This past Friday, the world quietly observed the 59th anniversary of the atomic bombing of Hiroshima and the dawn of the first Nuclear Age.

On this quiet late summer day in a presidential election season, not a word was noted in most of the communities across our land.

In a local barbershop, a conversation was heard that there was hardly a difference in the candidates for this year’s presidential election. As I pondered this statement, I realized how remarkable it was in this season of remembrance and reflection. Currently, the world stands at the brink of entering a renewed second nuclear arms race dependent upon U.S. policy.

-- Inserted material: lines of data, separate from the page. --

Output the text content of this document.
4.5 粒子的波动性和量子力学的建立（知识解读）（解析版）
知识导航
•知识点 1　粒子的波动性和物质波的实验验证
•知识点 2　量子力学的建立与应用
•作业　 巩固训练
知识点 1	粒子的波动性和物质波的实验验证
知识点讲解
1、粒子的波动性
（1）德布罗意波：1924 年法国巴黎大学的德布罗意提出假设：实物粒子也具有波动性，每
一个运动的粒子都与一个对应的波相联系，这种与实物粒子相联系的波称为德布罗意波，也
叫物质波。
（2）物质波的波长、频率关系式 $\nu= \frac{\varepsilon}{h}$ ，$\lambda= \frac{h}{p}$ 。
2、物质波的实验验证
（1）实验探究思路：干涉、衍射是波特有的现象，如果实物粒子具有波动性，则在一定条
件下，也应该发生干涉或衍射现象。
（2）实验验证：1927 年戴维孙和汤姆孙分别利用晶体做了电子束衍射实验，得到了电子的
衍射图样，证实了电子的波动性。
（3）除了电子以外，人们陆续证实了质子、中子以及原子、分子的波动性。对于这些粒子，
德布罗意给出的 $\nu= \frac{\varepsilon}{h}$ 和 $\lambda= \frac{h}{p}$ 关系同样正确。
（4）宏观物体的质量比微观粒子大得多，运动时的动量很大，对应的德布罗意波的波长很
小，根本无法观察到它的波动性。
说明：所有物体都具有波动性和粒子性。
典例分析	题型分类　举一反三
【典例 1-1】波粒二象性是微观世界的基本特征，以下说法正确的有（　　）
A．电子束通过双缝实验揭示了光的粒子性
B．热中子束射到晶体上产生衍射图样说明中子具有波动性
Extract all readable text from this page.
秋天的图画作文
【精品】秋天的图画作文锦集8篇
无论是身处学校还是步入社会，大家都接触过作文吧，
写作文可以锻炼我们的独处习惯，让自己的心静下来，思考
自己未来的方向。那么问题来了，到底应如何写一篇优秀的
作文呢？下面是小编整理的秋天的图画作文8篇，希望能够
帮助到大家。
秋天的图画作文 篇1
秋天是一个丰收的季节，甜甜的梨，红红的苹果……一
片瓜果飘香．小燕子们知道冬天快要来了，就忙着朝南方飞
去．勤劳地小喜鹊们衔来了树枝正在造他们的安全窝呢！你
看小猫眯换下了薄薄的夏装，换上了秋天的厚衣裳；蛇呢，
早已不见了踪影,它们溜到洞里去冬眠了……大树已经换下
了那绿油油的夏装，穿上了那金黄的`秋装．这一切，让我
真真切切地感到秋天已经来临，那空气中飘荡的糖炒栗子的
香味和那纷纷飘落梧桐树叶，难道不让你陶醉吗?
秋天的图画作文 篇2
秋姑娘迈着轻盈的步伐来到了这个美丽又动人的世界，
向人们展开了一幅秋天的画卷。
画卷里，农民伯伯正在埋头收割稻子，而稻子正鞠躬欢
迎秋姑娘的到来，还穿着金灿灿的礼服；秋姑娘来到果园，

Members of Congress, at home during their summer recess, will return to debate the president’s request for additional funding for new nuclear weapons systems, including the huge “Bunker Buster” and “Usable” mini-nukes. This reflects a mind-set that nuclear weapons are necessary and usable and that nuclear arms treaties constrict us and interfere with our ability to develop these new weapons systems.

These ideas are reflected in the administration’s “Nuclear Posture Review,” released in March 2002. Remarkably, it also proposes that the United States alone could unleash a pre-emptive nuclear attack on a nation for the suspicion of threat. If no other issue were to be debated this season, this alone stands as the most critical for our future and that of future generations.

Regarding the issues of nuclear security, we need to ask where the candidates stand. We must then decide and vote accordingly. Let’s look at three specific areas.

  1. Creation of new nuclear weapons and delivery systems.
  2. Moratorium on nuclear testing and ratifying the Comprehensive Test Ban Treaty.
  3. The problem of former Soviet nuclear weapons.

The CIA and intelligence communities advise that one of the most significant threats to U.S. security is attack by some terrorist organization using a weapon obtained from former Soviet stockpiles. These weapons are potentially more readily available following the Strategic Offensive Reduction Treaty, signed by President Bush and Russia’s President Vladimir Putin, which aims to store rather than destroy nuclear stockpiles.

On these questions, Bush is pressing Congress for funds to develop new nuclear weapons systems while Sen. John Kerry states he will “stop this administration’s program to develop new nuclear weapons. These are systems we don’t need.” He then questions what the message is that this sends to other countries.

On nuclear testing, the president has asked for funding to prepare the Nevada test site for accelerated testing readiness and has spoken against the Comprehensive Test Ban Treaty, while Kerry is an outspoken proponent of arms control and nonproliferation. He supports ratification of the Comprehensive Nuclear Test Ban Treaty.

Third, on former Soviet nukes, the president has negotiated the SORT treaty, which, as stated, plans to store nuclear stockpiles. Kerry states that SORT “runs the risk of increasing the danger of nuclear theft by stockpiling thousands of warheads.” He states that when he is president, he will make securing weapons and materials from the former Soviet Union a priority in relations between the United States and Russia.

Finally, we must ask how other nations of the world and our adversaries will respond to our lip service of ridding the world of weapons of mass destruction, yet unilaterally pursuing the development and potential use of them.

The answers to these questions will determine how we are viewed by the world community and the hope our future will hold.

This 59th anniversary of Hiroshima, we are reminded of the famous Albert Einstein quote at the beginning of the first arms race: “With the unleashed power of the atom, we thus drift towards unparalleled catastrophe unless we change the way we think.”

On these lazy days of summer, when politics seems so insignificant and remote, the choice is ours. There really are differences. We must decide. The world is watching.

Robert Dodge, M.D., of Ventura, is co-chairman of Citizens for Peaceful Resolutions and president of Physicians for Social Responsibility, Ventura County.